The idea of someone being resurrected as a cyborg essentially to be able to testify against their own "killer" is frankly, genius. It's just one of the unconventional and inspired ideas in this unique spin on the cyberpunk thriller. At first glance, it might look like a close relation to Ghost In The Shell but in reality this is something quite in a world of its own.
Take for example the gang of bad guys who all specialise in collecting a separate body part from victims. Or the Sky Sharks who act as guard dogs for the secret hideout known as Paradise. Or-best of all- the character of Oeufcoque the cybernetically enhanced talking mouse who can transform into a gun and becomes Runes' unlikely partner.

Producers  GoHands have done an impressive job of creating an immersive cyberpunk world. Its futuristic skylines and bright lights look the part, the perfect setting for a sci-fi yarn. Yet, as that initial set-up tips you off, this isn't just any sci-fi anime. Instead, this gives us a dark and unforgiving vision of the future, with fantasy elements blending with story elements that are sometimes all too real.

Despite each film's relatively short running time- each one clocks at a little over an hour- the pace is pretty sedate. Mardock Scramble is pretty talky, and distinctly heavy on the exposition. It's sometimes hard not to suspect that this may be down to budgetary concerns- especially seeing as they devised a plot device to cut down on the need to animate lip flaps. The series slows down even further in the middle, devoting around 45 minutes to a trip to the Casino.

When the action does come it's at least worth the wait. It looks pretty good and is suitably exciting. Outside the action set-pieces too the trilogy is for the most part pretty easy on the eyes. The animation is generally good, if not great and not quite up to usual modern theatrical standard. It has a distinctly old-school flavour and in fact, if it wasn't for some (not too well integrated) CGI, we could have sworn this was made much earlier than it was. Both in look and atmosphere- especially with the Cyberpunk angle- this feels like it could almost be a lost 1990s OAV, alongside the likes of Cyber City Oedo or AD Police. It even boasts character names bizarre enough to make Metal Gear Solid blush.

Unfortunately, less impressive is the use of sexual violence as a plot device. As a bonus feature, the set contains a "director's cut" version of each film, which- in the case of The First Compression at least- is considerably more explicit. Even the theatrical cut, however, contains scenes that some will find to be offensive and unnecessary.

Balot's characterisation doesn't really go beyond "victim" either, coming across as a bit of an empty shell.  We feel for her for because of what she's been through, but this isn't really a substitute for a personality.

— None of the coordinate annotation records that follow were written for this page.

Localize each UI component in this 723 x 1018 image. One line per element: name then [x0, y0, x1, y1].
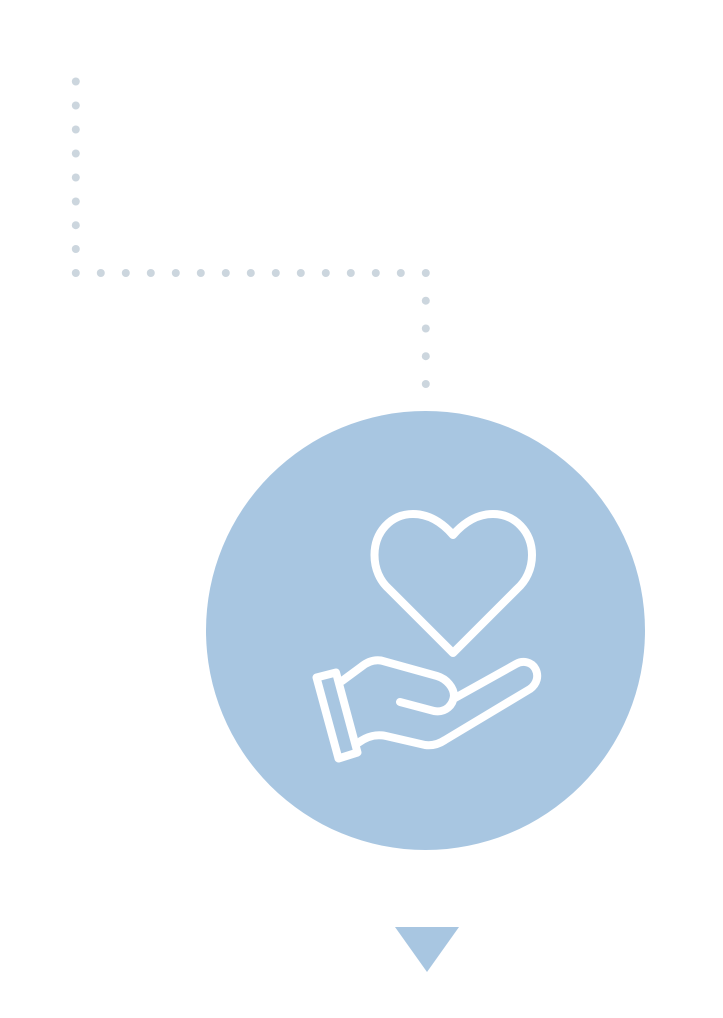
icon: open hand — [342, 660, 537, 745]
dotted connector line — [72, 78, 430, 388]
icon: heart — [374, 514, 532, 653]
icon: sleeve cuff — [316, 672, 358, 758]
blue circle badge — [206, 411, 645, 850]
downward triangle arrow — [395, 927, 459, 972]
icon: heart above open hand — [316, 514, 537, 758]
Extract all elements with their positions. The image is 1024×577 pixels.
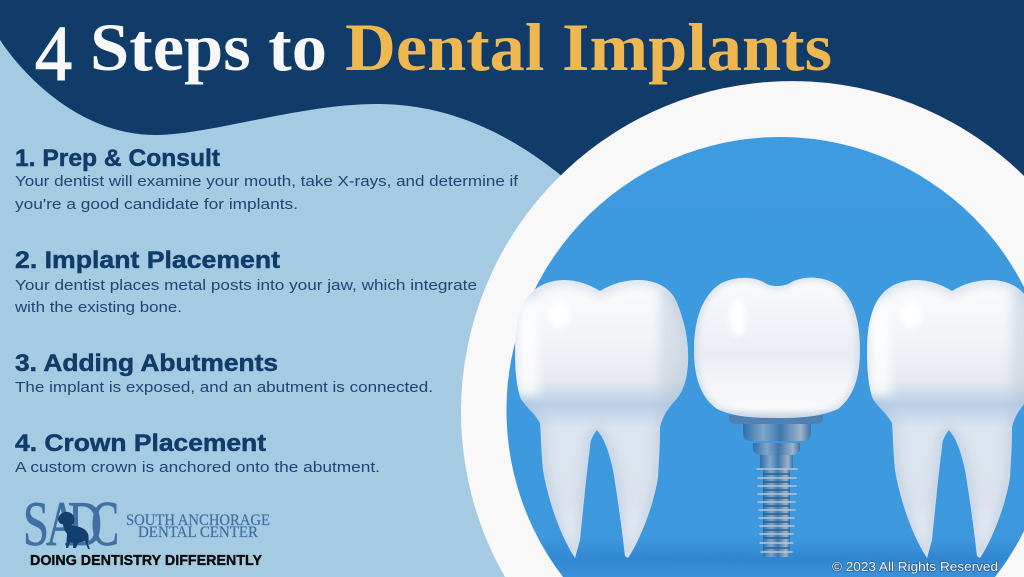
step 2	[14, 247, 477, 316]
logo icon: ram	[58, 512, 90, 549]
step 3	[15, 350, 433, 396]
implant screw threads	[757, 466, 797, 557]
step 2: with the existing bone.	[14, 299, 182, 316]
white ring	[461, 81, 1024, 577]
logo wordmark	[126, 512, 270, 541]
logo wordmark: SOUTH ANCHORAGE	[126, 512, 270, 529]
step 4	[15, 430, 380, 476]
logo wordmark: DENTAL CENTER	[138, 524, 259, 541]
floor shadow	[600, 555, 1000, 561]
logo monogram SADC: A	[46, 489, 78, 559]
step 1: you're a good candidate for implants.	[15, 196, 298, 213]
tagline: DOING DENTISTRY DIFFERENTLY	[30, 553, 262, 569]
icon: dental implant	[694, 278, 860, 557]
step 1: Your dentist will examine your mouth, take X-rays, and determine if	[15, 173, 519, 190]
step 1	[15, 145, 519, 213]
copyright: © 2023 All Rights Reserved	[832, 560, 998, 574]
logo monogram SADC: S	[23, 489, 49, 559]
logo monogram SADC	[23, 489, 119, 559]
logo monogram SADC: D	[68, 489, 102, 559]
step 2: Your dentist places metal posts into your jaw, which integrate	[15, 277, 477, 294]
step 3: The implant is exposed, and an abutment is connected.	[15, 379, 433, 396]
photo: blue circle	[506, 137, 1024, 577]
logo: South Anchorage Dental Center	[23, 489, 270, 569]
header: navy wave	[0, 0, 1024, 400]
icon: right tooth	[867, 280, 1024, 558]
title: Dental Implants	[345, 9, 832, 85]
title	[35, 9, 832, 97]
implant neck	[760, 454, 793, 468]
title: Steps to	[90, 9, 327, 85]
logo monogram SADC: C	[91, 489, 119, 559]
abutment collar	[729, 415, 823, 424]
abutment upper	[743, 423, 811, 441]
step 1: 1. Prep & Consult	[15, 145, 220, 172]
crown	[694, 278, 860, 418]
step 4: A custom crown is anchored onto the abutment.	[15, 459, 380, 476]
step 4: 4. Crown Placement	[15, 430, 266, 457]
step 3: 3. Adding Abutments	[15, 350, 278, 377]
step 2: 2. Implant Placement	[15, 247, 280, 274]
icon: left tooth	[515, 280, 692, 558]
abutment lower	[753, 443, 800, 455]
title: 4	[35, 10, 72, 97]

The majority of the contentious material actual takes place early on in the first film. Get through this not insignificant barrier of entry though, and there's a lot to enjoy for fans of dark dystopian science-fiction. Fans of Cyberpunk anime have been starved of new material over recent years, as the genre has fallen out of favour.  Anyone who enjoys anime for it's more bizarre and other-worldly side will be well served too.

So, despite our reservations about certain elements of the plot, there's still plenty here to make Mardock Scramble worth a watch.